Produits d'hygiène : les substances toxiques cachées derrière vos étiquettes
Selon une étude parue dans The Guardian et relayée par plusieurs médias spécialisés, près de 85 % des produits d'hygiène personnelle testés contiennent des substances toxiques absentes de leur…

Selon une étude parue dans The Guardian et relayée par plusieurs médias spécialisés, près de 85 % des produits d'hygiène personnelle testés contiennent des substances toxiques absentes de leur étiquetage — y compris parmi ceux qui se revendiquent « eco », « green » ou « natural ». Ce que la peau absorbe au quotidien mérite qu'on s'y arrête: la question n'est plus seulement ce que l'on applique volontairement, mais bien ce qui s'invite sans que personne ne l'ait déclaré.

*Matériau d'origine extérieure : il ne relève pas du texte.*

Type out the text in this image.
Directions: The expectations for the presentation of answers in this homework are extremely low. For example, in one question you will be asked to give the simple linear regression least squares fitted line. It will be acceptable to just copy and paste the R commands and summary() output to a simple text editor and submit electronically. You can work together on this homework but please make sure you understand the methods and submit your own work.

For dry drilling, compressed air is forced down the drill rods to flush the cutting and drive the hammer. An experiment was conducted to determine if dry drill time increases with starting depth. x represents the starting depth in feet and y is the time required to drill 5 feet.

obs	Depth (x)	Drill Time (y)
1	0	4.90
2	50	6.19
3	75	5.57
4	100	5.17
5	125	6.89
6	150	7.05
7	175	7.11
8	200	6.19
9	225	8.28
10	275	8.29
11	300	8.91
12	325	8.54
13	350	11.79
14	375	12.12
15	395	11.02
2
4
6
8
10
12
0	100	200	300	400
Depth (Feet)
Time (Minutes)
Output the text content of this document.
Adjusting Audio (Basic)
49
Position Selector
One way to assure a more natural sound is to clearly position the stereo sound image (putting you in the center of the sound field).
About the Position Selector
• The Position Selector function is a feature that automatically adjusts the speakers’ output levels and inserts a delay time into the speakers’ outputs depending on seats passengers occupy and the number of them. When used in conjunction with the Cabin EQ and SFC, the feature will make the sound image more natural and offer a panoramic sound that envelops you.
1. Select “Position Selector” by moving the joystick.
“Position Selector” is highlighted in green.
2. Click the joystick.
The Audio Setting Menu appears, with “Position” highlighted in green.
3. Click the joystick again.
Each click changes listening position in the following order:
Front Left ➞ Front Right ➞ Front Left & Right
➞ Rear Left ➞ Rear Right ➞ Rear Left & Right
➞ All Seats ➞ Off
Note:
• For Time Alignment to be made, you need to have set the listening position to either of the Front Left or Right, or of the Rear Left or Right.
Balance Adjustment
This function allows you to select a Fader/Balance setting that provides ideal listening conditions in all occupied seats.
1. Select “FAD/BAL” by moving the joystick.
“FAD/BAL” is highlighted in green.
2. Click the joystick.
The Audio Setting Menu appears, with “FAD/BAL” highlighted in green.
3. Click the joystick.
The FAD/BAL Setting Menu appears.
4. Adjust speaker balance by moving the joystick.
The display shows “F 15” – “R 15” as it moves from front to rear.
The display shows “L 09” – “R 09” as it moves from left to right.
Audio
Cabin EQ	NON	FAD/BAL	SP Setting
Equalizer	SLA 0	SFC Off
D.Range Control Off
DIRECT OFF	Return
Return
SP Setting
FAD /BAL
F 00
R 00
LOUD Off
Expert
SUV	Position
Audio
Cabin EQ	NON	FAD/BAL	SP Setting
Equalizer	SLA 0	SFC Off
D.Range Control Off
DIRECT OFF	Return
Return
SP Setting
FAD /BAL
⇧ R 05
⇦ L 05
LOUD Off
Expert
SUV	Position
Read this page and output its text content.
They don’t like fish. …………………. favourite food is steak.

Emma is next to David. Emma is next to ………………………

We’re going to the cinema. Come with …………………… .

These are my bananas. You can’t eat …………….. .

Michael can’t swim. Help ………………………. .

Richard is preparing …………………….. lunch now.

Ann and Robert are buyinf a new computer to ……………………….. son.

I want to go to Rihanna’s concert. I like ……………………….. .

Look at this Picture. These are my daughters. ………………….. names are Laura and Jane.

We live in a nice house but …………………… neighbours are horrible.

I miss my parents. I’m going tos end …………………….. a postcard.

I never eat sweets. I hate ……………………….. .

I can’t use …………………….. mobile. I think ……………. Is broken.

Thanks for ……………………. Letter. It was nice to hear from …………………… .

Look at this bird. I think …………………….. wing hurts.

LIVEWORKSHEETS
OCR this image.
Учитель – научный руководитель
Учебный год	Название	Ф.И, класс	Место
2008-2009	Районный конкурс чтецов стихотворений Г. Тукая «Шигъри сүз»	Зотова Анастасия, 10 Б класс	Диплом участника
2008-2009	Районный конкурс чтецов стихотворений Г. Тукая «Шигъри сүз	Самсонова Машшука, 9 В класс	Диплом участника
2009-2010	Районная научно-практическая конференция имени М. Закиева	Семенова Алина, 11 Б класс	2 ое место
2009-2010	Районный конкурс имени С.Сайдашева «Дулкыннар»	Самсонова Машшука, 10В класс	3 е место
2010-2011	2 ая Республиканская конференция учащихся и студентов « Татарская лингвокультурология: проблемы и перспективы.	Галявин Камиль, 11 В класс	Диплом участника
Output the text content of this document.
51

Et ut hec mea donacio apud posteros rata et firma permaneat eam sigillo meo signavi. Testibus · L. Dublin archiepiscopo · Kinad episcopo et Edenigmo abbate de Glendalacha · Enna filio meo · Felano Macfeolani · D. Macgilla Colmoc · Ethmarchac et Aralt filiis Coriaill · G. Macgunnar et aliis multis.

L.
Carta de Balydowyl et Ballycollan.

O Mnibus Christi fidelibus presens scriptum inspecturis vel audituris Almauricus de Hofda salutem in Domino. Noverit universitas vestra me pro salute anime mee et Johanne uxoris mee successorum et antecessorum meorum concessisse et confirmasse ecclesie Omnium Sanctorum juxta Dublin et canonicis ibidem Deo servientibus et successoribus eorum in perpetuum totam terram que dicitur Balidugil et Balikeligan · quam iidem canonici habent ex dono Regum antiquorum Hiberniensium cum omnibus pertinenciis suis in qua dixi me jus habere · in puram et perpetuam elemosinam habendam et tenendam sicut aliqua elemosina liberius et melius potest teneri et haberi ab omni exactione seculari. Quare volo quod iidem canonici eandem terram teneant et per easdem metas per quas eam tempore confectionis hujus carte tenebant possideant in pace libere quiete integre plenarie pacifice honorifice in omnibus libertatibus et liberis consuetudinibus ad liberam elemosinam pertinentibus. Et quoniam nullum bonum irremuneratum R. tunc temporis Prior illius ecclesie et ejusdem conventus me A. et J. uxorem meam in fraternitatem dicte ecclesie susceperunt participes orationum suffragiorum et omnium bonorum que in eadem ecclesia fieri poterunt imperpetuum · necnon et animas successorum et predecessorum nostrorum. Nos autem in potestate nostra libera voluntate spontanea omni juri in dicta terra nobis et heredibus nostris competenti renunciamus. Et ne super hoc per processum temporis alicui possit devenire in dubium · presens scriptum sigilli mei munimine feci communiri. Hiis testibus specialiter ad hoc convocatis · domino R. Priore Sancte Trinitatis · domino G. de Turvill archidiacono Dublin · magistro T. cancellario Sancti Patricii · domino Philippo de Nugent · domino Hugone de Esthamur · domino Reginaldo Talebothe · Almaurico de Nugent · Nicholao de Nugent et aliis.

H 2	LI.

Ce que révèle l'analyse non ciblée
L'étude, menée par la société américaine Million Marker et relayée par The Guardian, a passé au crible 113 produits courants achetés chez Target et Amazon: shampooings, lotions pour bébé, savons, dentifrices, soins intimes, gels douche. Les chercheurs ont utilisé une méthode d'analyse non ciblée, capable de détecter des milliers de composés plutôt qu'une liste prédéfinie. Résultat: 303 substances ont été identifiées avec certitude, et les produits affichaient en moyenne plus de trois fois plus de molécules chimiques que ce que leurs étiquettes mentionnaient. Parmi les familles retrouvées figurent des phtalates, des parabènes, des PFAS et du formaldéhyde — composés déjà connus comme perturbateurs endocriniens ou cancérogènes potentiels.
Le terme « fragrance » ou « parfum », qui peut recouvrir jusqu'à 1 200 ingrédients selon la réglementation américaine, demeure la porte d'entrée la plus fréquente pour ces substances non déclarées. Certaines proviennent d'une réaction chimique involontaire entre ingrédients, d'autres de la migration des emballages plastiques vers la formule — l'adultération intentionnelle n'étant pas la seule piste envisagée.
Quand l'étiquette « naturel » ne suffit plus
Pour les lectrices et lecteurs qui construisent leur routine autour du solide et du végétal, le chiffre interpelle: 26 % des produits portant une mention « eco », « green » ou « natural » contenaient au moins un composé dangereux. La chercheuse Jenna Hua, co-auteure principale, souligne que même des marques de bonne foi peuvent se retrouver piégées par des matières premières contaminées ou par des fournisseurs peu rigoureux — une réalité qui complique la tâche des savonniers artisanaux et des petits formulateurs soucieux de pureté.
La peau n'est pas une surface étanche. Elle dialogue en permanence avec ce qu'on lui confie, et certaines molécules franchissent la barrière hydrolipidique pour rejoindre la circulation générale. C'est précisément pour cela que la sélection des matières premières — beurres végétaux bruts, huiles non raffinées, fragrances composées à partir d'huiles essentielles identifiées une à une — retrouve tout son sens dans une cosmétique transparente.
Ce qu'il devient utile de vérifier
Plutôt que de se fier à un argumentaire marketing, trois réflexes méritent de s'installer dans la durée. Demander la liste INCI complète et savoir la lire: chaque ingrédient doit y figurer en français ou selon la nomenclature internationale, sans terme fourre-tout. Interroger l'origine des parfums et des conservateurs: un produit solide artisanal qui sent le vrai végétal indique généralement une composition olfactive traçable, là où un parfum générique peut dissimuler une myriade de composés non listés. Enfin, privilégier les courtes listes d'ingrédients — souvent signe d'une formulation moins transformée, où chaque composant a été choisi pour sa fonction précise et non pour gonfler la sensorialité artificielle.
L'étude Million Marker appelle à un encadrement plus strict, incluant des tests obligatoires. En attendant que la réglementation évolue, c'est du côté de la matière — sa provenance, sa transformation minimale, sa lisibilité — que la cosmétique solide et biologique peut continuer à offrir une réponse cohérente à celles et ceux qui refusent de jouer aux cobayes.